Was also angesichts so widersprüchlicher Fakten tun? Da wären vor allem folgende Maßnahmen wichtig:

  1. Die budgetären Kosten ließen sich im notwendigen Ausmaß reduzieren, wenn man die Klassenteilungen in den Wahlpflichtfächern und die doppelte Lehrerpräsenz in NMS wieder abschafft.
  2. Im Interesse der Schüler und der Bildungsnotwendigkeiten wird die Unterrichtszeit um etwa zwei Wochen pro Jahr verlängert.
  3. Es braucht Vorbereitungsklassen und verbindliche Sprachstandsfeststellungen im vierten Lebensjahr mit klaren Konsequenzen, um die fremdsprachigen Kinder endlich sinnvoll ins Bildungssystem hereinzuholen.
  4. Für Kinder nach dem vierten Geburtstag, die nicht dem österreichischen Bildungssystem zugeführt werden, darf es auch keine Familienbeihilfen geben (Denn sonst wachsen weiterhin viele Kinder billig bei Großeltern in Anatolien auf, um dann etwa zum zwölften Geburtstag schnell nach Österreich gebracht zu werden: Hier sollen sie dann noch die Vorteile des österreichischen Systems  konsumieren, wie etwa die Ausbildungsgarantie in Lehrwerkstätten. Solche Kinder haben aber damit nie eine ausreichende Bildung bekommen).
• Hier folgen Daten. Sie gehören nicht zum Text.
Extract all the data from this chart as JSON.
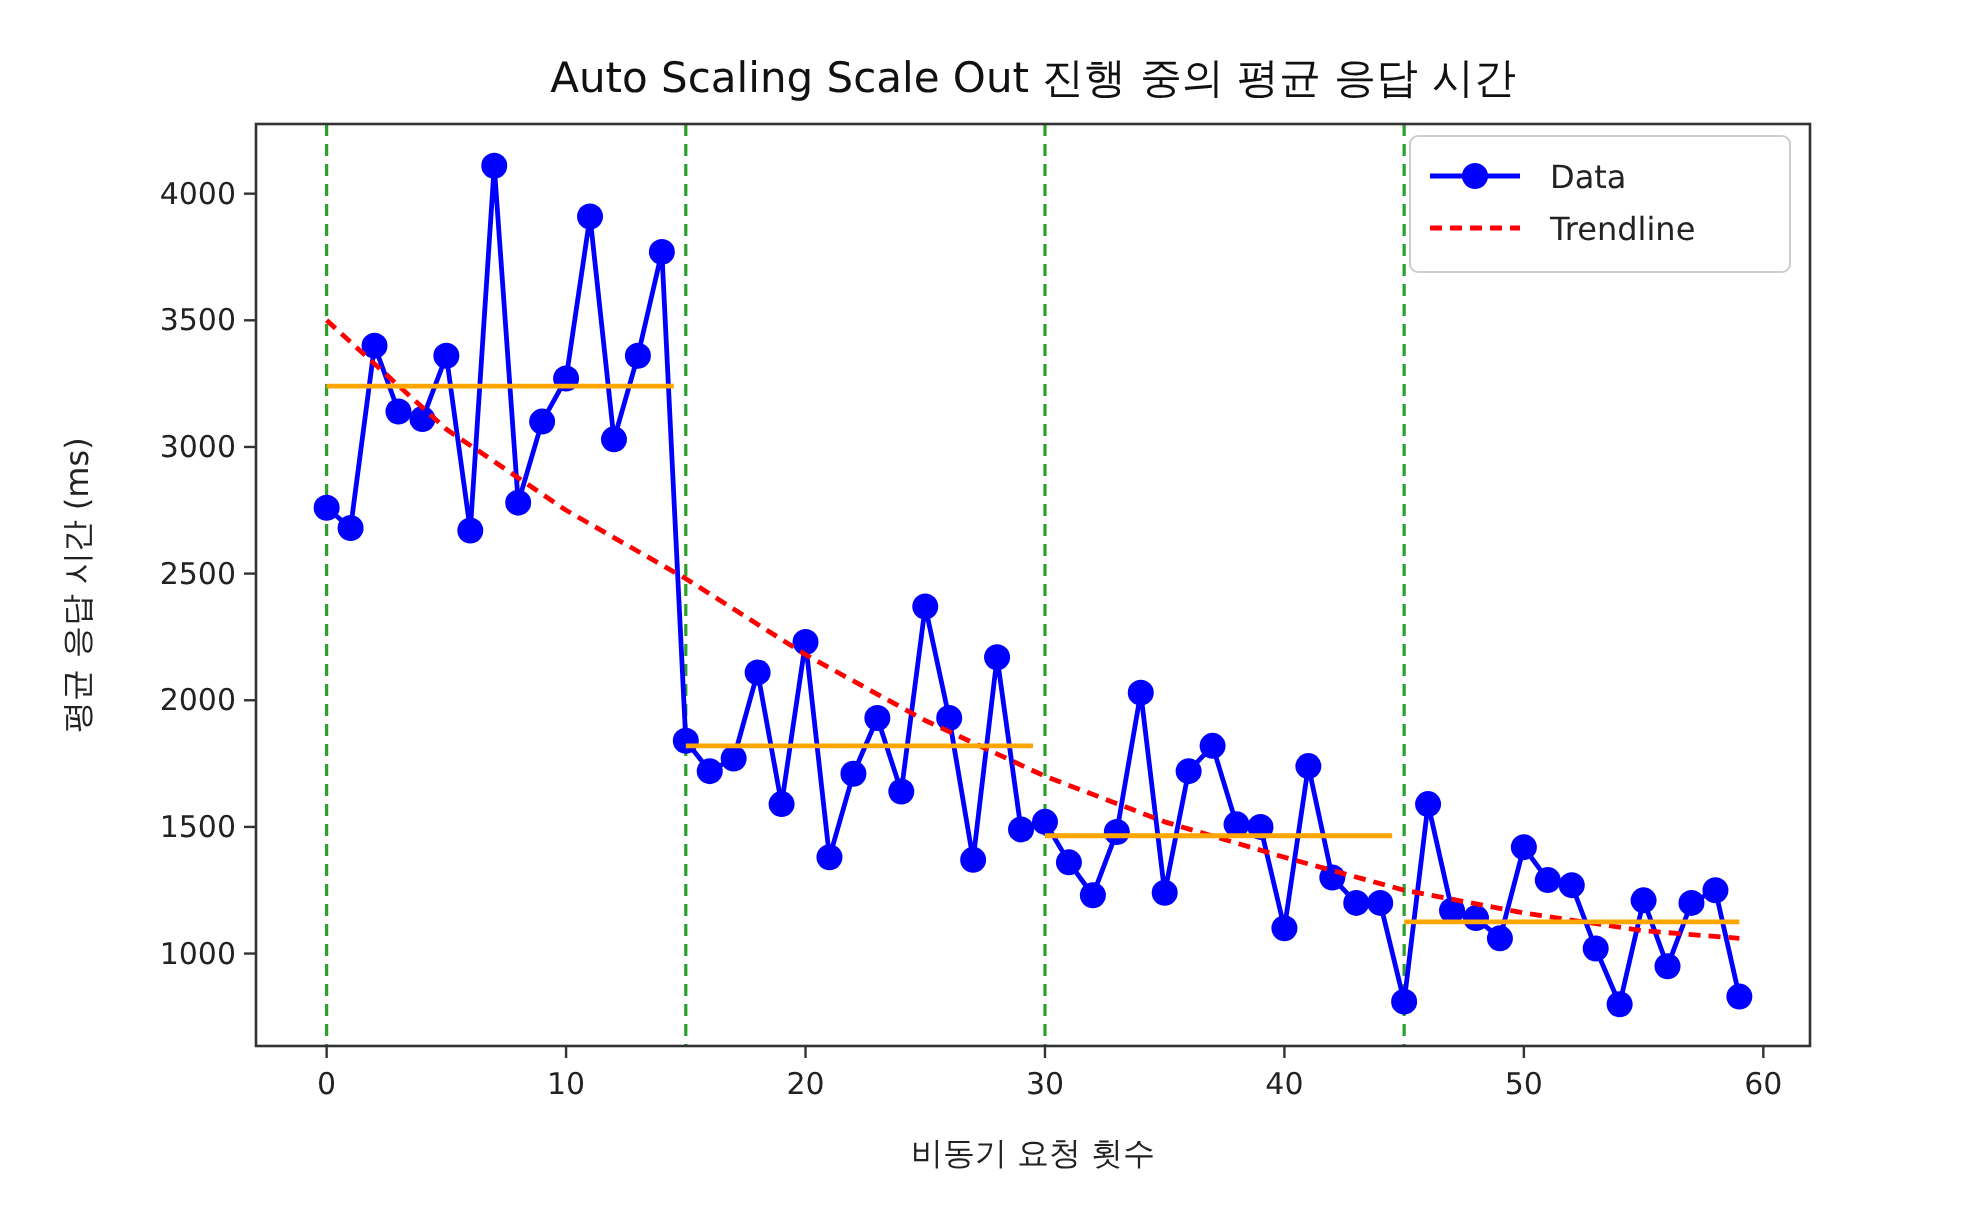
{
  "chart_data": {
    "type": "line",
    "title": "Auto Scaling Scale Out 진행 중의 평균 응답 시간",
    "xlabel": "비동기 요청 횟수",
    "ylabel": "평균 응답 시간 (ms)",
    "x": [
      0,
      1,
      2,
      3,
      4,
      5,
      6,
      7,
      8,
      9,
      10,
      11,
      12,
      13,
      14,
      15,
      16,
      17,
      18,
      19,
      20,
      21,
      22,
      23,
      24,
      25,
      26,
      27,
      28,
      29,
      30,
      31,
      32,
      33,
      34,
      35,
      36,
      37,
      38,
      39,
      40,
      41,
      42,
      43,
      44,
      45,
      46,
      47,
      48,
      49,
      50,
      51,
      52,
      53,
      54,
      55,
      56,
      57,
      58,
      59
    ],
    "series": [
      {
        "name": "Data",
        "color": "#0000ff",
        "marker": "circle",
        "line_style": "solid",
        "values": [
          2760,
          2680,
          3400,
          3140,
          3110,
          3360,
          2670,
          4110,
          2780,
          3100,
          3270,
          3910,
          3030,
          3360,
          3770,
          1840,
          1720,
          1770,
          2110,
          1590,
          2230,
          1380,
          1710,
          1930,
          1640,
          2370,
          1930,
          1370,
          2170,
          1490,
          1520,
          1360,
          1230,
          1480,
          2030,
          1240,
          1720,
          1820,
          1510,
          1500,
          1100,
          1740,
          1300,
          1200,
          1200,
          810,
          1590,
          1170,
          1140,
          1060,
          1420,
          1290,
          1270,
          1020,
          800,
          1210,
          950,
          1200,
          1250,
          830
        ]
      },
      {
        "name": "Trendline",
        "color": "#ff0000",
        "marker": "none",
        "line_style": "dashed",
        "x": [
          0,
          5,
          10,
          15,
          20,
          25,
          30,
          35,
          40,
          45,
          50,
          55,
          59
        ],
        "values": [
          3500,
          3070,
          2750,
          2480,
          2180,
          1920,
          1700,
          1520,
          1380,
          1250,
          1160,
          1090,
          1060
        ]
      },
      {
        "color": "#ffa500",
        "marker": "none",
        "line_style": "solid",
        "x": [
          0,
          14.5
        ],
        "values": [
          3240,
          3240
        ]
      },
      {
        "color": "#ffa500",
        "marker": "none",
        "line_style": "solid",
        "x": [
          15,
          29.5
        ],
        "values": [
          1820,
          1820
        ]
      },
      {
        "color": "#ffa500",
        "marker": "none",
        "line_style": "solid",
        "x": [
          30,
          44.5
        ],
        "values": [
          1465,
          1465
        ]
      },
      {
        "color": "#ffa500",
        "marker": "none",
        "line_style": "solid",
        "x": [
          45,
          59
        ],
        "values": [
          1125,
          1125
        ]
      }
    ],
    "ref_lines": [
      {
        "axis": "x",
        "value": 0,
        "color": "#2ca02c",
        "line_style": "dashed"
      },
      {
        "axis": "x",
        "value": 15,
        "color": "#2ca02c",
        "line_style": "dashed"
      },
      {
        "axis": "x",
        "value": 30,
        "color": "#2ca02c",
        "line_style": "dashed"
      },
      {
        "axis": "x",
        "value": 45,
        "color": "#2ca02c",
        "line_style": "dashed"
      }
    ],
    "xlim": [
      -2.95,
      61.95
    ],
    "ylim": [
      635,
      4275
    ],
    "xticks": [
      0,
      10,
      20,
      30,
      40,
      50,
      60
    ],
    "yticks": [
      1000,
      1500,
      2000,
      2500,
      3000,
      3500,
      4000
    ],
    "legend": "top right"
  }
}
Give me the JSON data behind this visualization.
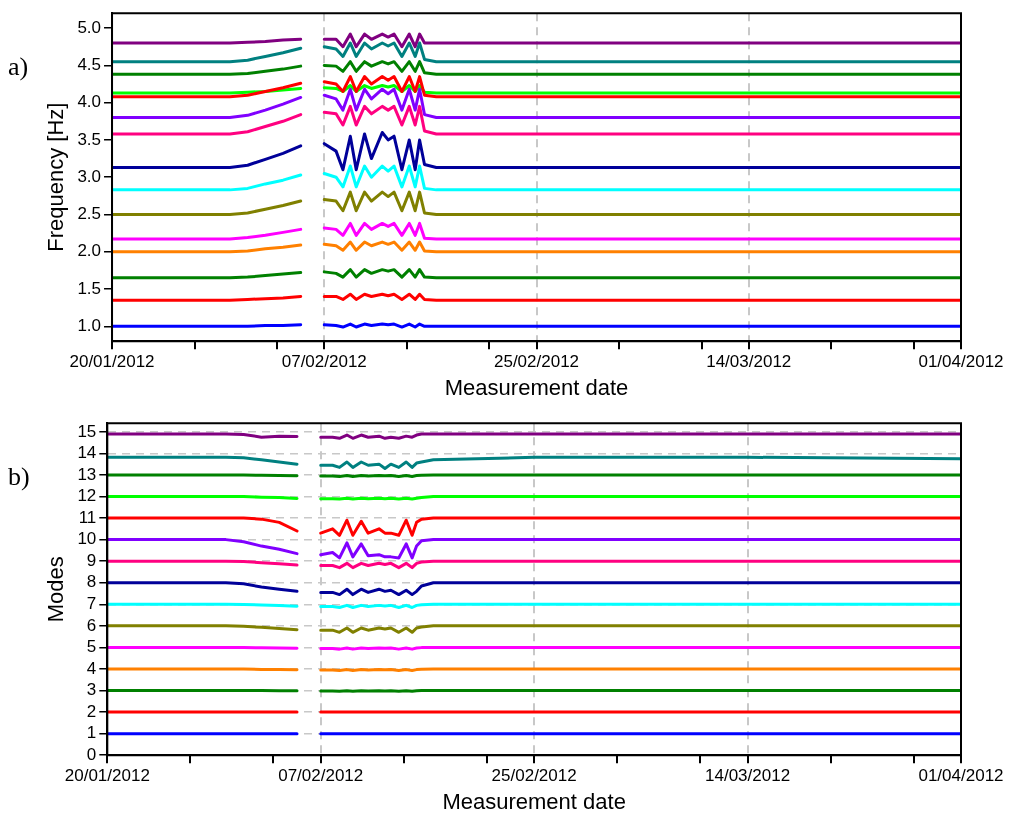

  5. Abschaffung von Sprachreisen während des Schuljahres.
  6. Den Lehrern und Schulen müssen wieder mehr disziplinäre Maßnahmen gegen störende Schüler ermöglicht werden, wobei es natürlich nicht um Ohrfeigen oder den Einsatz von „Rohrstaberln“ gehen darf, wie Linke bei dem Stichwort „Mehr Disziplin“ immer automatisch behaupten; aber sehr wohl um Strafaufgaben, Nachsitzen, Ausschluss von beliebten Aktionen wie etwa einem Fußballspiel und letztlich auch einem Schulverweis.

Über eine Ausdehnung der wöchentlichen Lehrerarbeitszeit sollte hingegen erst dann gesprochen werden, wenn Österreich dort steht, wo Griechenland seit 2010 steht. Wenn also auch für alle anderen Berufe drastische Einschnitte wie Lohnkürzungen oder Arbeitszeitverlängerungen unvermeidlich sind. Noch ist es zum Glück zwar nicht so weit. Aber die Regierungspolitik steuert zielstrebig und mit ruhiger Hand auf diesen Crash zu.